What Is a CDN (Content Delivery Network)?
Delivering Websites From Close to You
A CDN, or Content Delivery Network, is a large set of servers spread across many locations that cache copies of a website so each visitor is served from somewhere physically near them. Instead of every request traveling to a single origin server that might be on the other side of the world, the CDN answers from a nearby location, which makes pages load faster and reduces load on the origin. Most large sites sit behind a CDN.
One practical effect: when you look up the IP address of a CDN-hosted domain, you see the CDN edge address serving you, not the origin server. You can observe this with our IP Lookup and trace how a name resolves with the DNS Lookup tool.
How a CDN Works
A CDN relies on two ideas: caching and proximity routing. Copies of a site content live on edge servers in many locations. When you request the site, the CDN directs you to a nearby edge, usually through DNS resolution or anycast routing that points you at the closest location. If that edge already has the content cached, it serves it immediately, and if not, it fetches it from the origin once and caches it for the next visitor. The shorter distance and the cache together are what cut the delay.
What Is an Edge Server?
An edge server is one of the CDN machines that sits at the edge of the network, close to users, and actually serves the cached content. The collection of edge servers in one location is often called a point of presence, or PoP. The more locations a CDN has, the closer an edge is likely to be to any given visitor. Edge servers are what make a CDN fast, because they hold the content near the people requesting it instead of forcing every request back to a central origin.
CDN vs Web Host
They do different jobs.
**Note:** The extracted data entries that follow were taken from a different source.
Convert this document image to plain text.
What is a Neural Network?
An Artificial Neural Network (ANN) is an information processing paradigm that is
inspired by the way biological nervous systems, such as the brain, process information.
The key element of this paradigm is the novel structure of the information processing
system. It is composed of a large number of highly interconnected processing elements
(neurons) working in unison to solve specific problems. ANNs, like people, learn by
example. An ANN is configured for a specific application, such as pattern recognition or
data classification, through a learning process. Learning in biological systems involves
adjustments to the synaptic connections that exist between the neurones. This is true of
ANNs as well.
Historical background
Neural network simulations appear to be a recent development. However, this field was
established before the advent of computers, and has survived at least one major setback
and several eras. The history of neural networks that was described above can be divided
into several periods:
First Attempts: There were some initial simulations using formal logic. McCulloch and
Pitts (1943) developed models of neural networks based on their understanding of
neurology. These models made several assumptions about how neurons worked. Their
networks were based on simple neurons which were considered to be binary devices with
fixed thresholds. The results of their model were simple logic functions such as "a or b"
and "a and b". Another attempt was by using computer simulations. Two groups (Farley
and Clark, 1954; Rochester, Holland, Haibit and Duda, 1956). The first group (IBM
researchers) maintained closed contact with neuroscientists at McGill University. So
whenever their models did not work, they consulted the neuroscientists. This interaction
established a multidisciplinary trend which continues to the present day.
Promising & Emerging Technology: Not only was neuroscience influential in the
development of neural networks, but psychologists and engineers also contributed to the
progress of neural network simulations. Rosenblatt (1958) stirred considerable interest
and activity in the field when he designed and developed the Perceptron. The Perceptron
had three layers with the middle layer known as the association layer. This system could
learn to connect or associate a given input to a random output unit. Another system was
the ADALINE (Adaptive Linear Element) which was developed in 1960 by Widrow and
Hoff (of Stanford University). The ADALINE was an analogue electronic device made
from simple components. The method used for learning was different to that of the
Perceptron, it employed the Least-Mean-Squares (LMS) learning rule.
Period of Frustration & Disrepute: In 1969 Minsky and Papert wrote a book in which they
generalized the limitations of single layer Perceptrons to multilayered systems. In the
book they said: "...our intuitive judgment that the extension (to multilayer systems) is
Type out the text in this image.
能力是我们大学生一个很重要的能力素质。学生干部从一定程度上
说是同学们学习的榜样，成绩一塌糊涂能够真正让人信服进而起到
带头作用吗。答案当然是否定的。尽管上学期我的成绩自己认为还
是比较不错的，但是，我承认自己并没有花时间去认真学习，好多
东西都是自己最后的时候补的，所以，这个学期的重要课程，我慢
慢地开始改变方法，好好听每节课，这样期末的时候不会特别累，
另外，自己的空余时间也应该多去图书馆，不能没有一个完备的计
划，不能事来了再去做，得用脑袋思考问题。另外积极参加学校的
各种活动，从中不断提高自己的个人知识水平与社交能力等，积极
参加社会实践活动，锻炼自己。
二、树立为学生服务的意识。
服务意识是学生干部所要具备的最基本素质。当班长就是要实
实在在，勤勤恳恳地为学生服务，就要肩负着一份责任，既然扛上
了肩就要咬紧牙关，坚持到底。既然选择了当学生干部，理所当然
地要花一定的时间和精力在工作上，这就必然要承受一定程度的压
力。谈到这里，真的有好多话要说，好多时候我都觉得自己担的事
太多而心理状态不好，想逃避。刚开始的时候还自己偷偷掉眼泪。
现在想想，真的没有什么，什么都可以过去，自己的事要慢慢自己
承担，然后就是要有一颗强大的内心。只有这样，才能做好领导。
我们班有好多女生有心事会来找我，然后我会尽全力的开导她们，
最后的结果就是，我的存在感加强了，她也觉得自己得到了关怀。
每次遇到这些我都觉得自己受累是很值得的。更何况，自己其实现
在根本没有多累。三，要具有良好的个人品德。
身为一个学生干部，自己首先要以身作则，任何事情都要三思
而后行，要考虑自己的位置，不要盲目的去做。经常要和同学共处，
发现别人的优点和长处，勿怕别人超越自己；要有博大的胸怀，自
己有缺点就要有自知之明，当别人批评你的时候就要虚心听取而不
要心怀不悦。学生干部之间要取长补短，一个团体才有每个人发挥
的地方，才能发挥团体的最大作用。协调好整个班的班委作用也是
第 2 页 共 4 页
A web host is where the original, authoritative copy of your site lives, the origin. A CDN is a caching and delivery layer that sits in front of that origin and distributes copies. The CDN does not replace the host, it accelerates and shields it. The origin still holds the real content, and the CDN serves cached copies of it from nearby edges and forwards anything it cannot cache back to the origin.
Does a CDN Change My IP Address?
A CDN does not change your IP address, it changes the address the world sees for the website. Because a CDN is built from reverse proxies, a visitor connecting to a CDN-fronted site sees the CDN edge IP, while the origin server address stays hidden behind it. That is why an IP lookup on many popular domains returns a CDN provider rather than the company own servers. If you want to change what the internet sees as your own address, a CDN is not the tool, a VPN is.
Frequently Asked Questions
What is a CDN (content delivery network) and how does it work?
A CDN is a network of servers spread across many locations that cache copies of a website so each visitor is served from somewhere nearby. Instead of every request reaching a single origin server far away, a nearby edge answers it, which makes pages load faster and reduces load on the origin. The CDN directs you to the closest edge and serves cached content from it.
What is the difference between a CDN and a web host?
A web host is where the original, authoritative copy of a site lives, the origin, while a CDN is a caching and delivery layer that sits in front of the origin and distributes copies. The CDN does not replace the host, it accelerates and shields it. The origin holds the real content, and the CDN serves cached copies from nearby edges and fetches anything it cannot cache.
What is an edge server in a CDN?
An edge server is one of the CDN machines located close to users that actually serves the cached content. A group of edge servers in one location is often called a point of presence, or PoP. The more locations a CDN has, the closer an edge is to any given visitor. Edge servers make a CDN fast because they hold content near the people requesting it.
Does a CDN hide or change my IP address?
A CDN does not change your IP address, it changes the address the world sees for the website. Because a CDN is built from reverse proxies, a visitor sees the CDN edge IP while the origin server stays hidden behind it, which is why an IP lookup on many popular domains returns a CDN provider. To change your own visible address you would use a VPN, not a CDN.
What is the difference between a CDN and a proxy server?
A CDN is a large distributed network of reverse proxies built to deliver a website fast by caching it near visitors, while a general proxy server is a single intermediary often used to change or hide a client address. A CDN represents and accelerates a server for everyone, whereas a forward proxy represents a client. They share the proxy idea but aim at opposite ends of the connection.